Speaking to these organisers, I found that trans-inclusivity is crucial to the ethos of these events. For Dykon, this means that gender inclusivity is implemented by a nightclub team made up of non-binary, trans, and queer women. Mafi states that “something seemingly as simple as choosing the ‘correct’ toilet can be a daunting decision for some, so changing the gendered signs to unisex has been important .”

Roo Honeychild comments that, “these spaces are only welcoming to women and trans people if they are active and uncompromising in what they do. [Club spaces] should consciously try to mitigate and make up for the dangers that we face in other clubs and in wider society. This can be challenging because there’s no rulebook that tells you the best practice in every situation. But as long as there’s enough people trying, it makes a big difference.”
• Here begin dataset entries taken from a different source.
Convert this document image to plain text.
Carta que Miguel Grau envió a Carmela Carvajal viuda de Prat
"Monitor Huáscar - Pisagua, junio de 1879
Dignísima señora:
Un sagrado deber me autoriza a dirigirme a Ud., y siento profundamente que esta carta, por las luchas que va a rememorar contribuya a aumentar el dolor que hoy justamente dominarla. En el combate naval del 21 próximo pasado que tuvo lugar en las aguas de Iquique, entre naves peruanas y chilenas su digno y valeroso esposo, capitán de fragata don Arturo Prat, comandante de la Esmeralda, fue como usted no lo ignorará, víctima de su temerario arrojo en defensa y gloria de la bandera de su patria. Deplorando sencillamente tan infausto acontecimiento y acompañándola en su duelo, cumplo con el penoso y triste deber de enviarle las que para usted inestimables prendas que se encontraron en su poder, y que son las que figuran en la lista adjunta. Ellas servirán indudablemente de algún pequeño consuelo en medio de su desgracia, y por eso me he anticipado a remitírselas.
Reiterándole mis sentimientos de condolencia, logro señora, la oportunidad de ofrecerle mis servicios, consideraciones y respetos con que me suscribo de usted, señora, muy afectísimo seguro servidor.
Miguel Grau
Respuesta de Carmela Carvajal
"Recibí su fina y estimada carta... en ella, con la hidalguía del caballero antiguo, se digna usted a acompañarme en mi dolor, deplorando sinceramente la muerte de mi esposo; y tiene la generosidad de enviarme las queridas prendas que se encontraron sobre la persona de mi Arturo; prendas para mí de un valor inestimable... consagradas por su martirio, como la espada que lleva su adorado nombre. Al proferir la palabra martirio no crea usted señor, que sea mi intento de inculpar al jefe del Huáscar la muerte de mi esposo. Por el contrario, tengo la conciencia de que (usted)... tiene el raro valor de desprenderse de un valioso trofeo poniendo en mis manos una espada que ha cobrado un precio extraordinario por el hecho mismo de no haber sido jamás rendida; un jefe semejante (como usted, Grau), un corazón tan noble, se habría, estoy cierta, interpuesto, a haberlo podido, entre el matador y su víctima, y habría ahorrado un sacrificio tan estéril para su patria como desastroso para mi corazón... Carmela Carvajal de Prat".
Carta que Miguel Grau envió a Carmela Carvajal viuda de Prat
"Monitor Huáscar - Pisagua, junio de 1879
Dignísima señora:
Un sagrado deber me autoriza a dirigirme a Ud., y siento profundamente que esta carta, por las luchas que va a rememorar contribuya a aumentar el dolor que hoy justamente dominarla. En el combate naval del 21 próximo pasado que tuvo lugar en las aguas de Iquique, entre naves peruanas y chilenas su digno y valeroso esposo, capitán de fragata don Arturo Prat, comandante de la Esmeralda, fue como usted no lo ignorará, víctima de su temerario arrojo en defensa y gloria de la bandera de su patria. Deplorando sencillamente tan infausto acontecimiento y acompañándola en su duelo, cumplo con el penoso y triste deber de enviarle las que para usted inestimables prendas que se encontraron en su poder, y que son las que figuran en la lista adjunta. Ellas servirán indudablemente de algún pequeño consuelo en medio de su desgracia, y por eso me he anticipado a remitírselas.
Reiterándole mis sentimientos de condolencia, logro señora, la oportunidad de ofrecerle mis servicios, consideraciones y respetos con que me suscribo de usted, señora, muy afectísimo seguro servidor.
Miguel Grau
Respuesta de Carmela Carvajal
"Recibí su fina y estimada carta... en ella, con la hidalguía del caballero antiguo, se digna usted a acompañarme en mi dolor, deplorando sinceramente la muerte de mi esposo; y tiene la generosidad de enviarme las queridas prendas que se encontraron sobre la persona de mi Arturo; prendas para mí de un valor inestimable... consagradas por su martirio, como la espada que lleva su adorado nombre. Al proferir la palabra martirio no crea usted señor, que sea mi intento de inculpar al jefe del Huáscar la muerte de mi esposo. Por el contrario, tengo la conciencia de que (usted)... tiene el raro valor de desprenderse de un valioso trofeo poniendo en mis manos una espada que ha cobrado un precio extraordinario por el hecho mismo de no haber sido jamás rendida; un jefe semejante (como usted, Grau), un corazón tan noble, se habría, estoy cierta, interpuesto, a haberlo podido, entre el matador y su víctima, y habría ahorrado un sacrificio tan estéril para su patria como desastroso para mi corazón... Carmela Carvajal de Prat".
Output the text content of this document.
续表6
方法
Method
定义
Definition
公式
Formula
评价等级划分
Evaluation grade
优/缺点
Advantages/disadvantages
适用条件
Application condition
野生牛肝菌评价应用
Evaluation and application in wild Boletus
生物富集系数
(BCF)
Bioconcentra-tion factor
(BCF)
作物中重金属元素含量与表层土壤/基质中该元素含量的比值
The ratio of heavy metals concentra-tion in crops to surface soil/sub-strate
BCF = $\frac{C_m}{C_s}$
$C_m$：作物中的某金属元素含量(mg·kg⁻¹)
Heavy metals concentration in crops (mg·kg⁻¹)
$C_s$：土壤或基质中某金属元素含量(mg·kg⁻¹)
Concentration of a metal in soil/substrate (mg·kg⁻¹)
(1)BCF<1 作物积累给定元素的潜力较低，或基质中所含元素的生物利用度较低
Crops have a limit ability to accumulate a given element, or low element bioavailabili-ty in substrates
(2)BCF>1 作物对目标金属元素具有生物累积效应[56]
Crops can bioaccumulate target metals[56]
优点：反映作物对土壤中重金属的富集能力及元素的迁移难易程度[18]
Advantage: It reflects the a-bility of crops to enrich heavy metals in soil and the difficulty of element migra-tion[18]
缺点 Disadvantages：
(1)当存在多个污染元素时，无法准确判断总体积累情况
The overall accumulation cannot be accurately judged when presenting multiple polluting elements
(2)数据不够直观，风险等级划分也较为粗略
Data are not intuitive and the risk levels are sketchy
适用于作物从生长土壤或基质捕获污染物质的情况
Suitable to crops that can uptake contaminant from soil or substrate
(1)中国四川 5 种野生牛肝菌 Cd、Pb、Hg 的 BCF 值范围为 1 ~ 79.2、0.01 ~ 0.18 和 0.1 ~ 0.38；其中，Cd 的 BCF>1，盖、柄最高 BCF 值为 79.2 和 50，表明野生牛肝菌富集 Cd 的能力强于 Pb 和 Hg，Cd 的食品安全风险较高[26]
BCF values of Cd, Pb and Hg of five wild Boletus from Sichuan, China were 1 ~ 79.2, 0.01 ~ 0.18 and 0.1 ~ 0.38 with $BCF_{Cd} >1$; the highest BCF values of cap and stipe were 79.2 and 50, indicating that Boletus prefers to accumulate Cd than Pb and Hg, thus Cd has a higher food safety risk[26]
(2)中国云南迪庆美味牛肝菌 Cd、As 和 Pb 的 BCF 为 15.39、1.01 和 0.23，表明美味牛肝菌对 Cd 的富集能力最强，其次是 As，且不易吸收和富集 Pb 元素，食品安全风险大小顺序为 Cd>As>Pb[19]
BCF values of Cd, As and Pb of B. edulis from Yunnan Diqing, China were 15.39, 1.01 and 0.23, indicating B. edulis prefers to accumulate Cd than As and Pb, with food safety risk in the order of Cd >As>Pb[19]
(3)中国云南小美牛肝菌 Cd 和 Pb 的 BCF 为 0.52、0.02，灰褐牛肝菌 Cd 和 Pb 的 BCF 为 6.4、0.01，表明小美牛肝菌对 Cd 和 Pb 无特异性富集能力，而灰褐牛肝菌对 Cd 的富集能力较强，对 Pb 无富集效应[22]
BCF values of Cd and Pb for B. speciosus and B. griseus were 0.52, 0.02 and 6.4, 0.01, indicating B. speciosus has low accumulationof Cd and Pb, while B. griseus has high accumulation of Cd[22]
All of these LGBTQ+ women’s events can be found on Instagram. So long as the innovators keep organising, LGBTQ+ young women will continue to have a space to meet, kiss, and fall in lust.


The Girl’s Room (@thegirlsroomirl), began in 2022, and sets out to replicate the experience of empowerment felt in a women’s bathroom on a night out. The Girl’s Room aims to create a safe space for women to express themselves freely. Collaborating with Safe Gigs Ireland, the club night is exclusively for women and non-binary people.